Hoig points out that mass looting and vandalizing and Nazi gang attacks followed Hitler’s rallies. “We haven’t heard of any mass parades down 16th Street, but that might be coming,” he writes.
Without a hint of irony, Hoig warns that Hitler seized “every organ of state power, from military to security to prosecutorial services. And then there was no going back.” And he warns us that all this happened because “the charismatic little man who spoke so well; the man who wasn’t even born in Germany (Hitler was born in Austria) outfoxed and triumphed over them all.” He seems intent on reminding the reader that Hitler wasn’t born in Germany. Hitler wasn’t like the Germans. He was an outsider.
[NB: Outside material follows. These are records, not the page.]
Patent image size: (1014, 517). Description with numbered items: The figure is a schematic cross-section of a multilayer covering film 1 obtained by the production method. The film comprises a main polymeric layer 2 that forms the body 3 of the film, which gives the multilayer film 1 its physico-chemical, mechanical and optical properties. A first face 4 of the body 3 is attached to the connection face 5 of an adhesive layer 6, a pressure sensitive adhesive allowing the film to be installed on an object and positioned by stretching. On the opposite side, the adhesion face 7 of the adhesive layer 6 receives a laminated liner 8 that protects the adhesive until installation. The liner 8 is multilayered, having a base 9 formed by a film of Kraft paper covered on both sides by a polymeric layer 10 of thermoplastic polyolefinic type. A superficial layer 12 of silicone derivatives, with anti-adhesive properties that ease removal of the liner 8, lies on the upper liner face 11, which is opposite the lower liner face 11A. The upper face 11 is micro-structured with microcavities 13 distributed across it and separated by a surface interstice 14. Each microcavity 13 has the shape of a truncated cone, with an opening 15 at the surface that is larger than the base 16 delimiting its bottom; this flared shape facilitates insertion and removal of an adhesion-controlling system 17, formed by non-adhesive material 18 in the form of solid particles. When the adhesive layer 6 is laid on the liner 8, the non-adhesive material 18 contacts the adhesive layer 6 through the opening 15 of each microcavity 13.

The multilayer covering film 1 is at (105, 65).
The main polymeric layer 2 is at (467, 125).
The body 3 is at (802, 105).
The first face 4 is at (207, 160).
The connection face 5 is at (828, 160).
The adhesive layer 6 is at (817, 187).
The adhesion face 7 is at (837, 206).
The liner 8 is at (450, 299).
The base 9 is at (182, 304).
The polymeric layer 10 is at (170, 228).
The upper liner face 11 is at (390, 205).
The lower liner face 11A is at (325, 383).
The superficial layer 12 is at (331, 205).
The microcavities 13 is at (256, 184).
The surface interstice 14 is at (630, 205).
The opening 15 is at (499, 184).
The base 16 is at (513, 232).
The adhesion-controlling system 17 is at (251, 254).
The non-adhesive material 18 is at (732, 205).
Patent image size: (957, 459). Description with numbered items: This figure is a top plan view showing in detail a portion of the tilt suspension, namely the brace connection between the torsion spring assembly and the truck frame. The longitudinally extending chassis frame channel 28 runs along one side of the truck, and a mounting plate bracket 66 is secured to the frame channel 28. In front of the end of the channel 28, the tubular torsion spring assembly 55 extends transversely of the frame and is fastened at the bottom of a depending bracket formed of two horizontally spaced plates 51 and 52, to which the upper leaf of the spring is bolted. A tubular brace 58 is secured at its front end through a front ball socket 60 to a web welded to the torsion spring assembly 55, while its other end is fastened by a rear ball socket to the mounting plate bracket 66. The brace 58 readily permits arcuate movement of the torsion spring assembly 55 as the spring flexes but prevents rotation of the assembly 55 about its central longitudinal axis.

I wonder what his point is there.
There’s a reason that comparisons to Nazis / Hitler / etc. are so routinely mocked (though those who make such comparisons are probably comforted that it’s usually just the intellectual elite who mock them):
There were so many facets to what Hitler and the Nazis did and represented that simply making some kind of “Nazis did A, therefore A is inherently bad” does not prove a single thing. Hoig, or any other writer, could compare virtually anyone to Hitler or the Nazis if he wanted to, and that’s the key — the comparisons are an obvious stretch, and the desperate reaches say more about the writer and those who would cheer such connections than they do about Obama.
Beyond the logical problems, it’s completely despicable. I can’t imagine that even the fiercest Obama opponents think he’s actually planning anything even remotely as horrible as what Hitler and the Nazis did. So to pretend that he’s at that level is not only a shameful low blow, it’s disrespectful to the millions who actually suffered at the Nazis’ hands.
Comparing someone to Hitler is an act of desperation. It’s an act of intellectual bankruptcy. It’s an act of fear.
And we all know who preyed on people’s fears to rise to power… bwahahahahahahaha.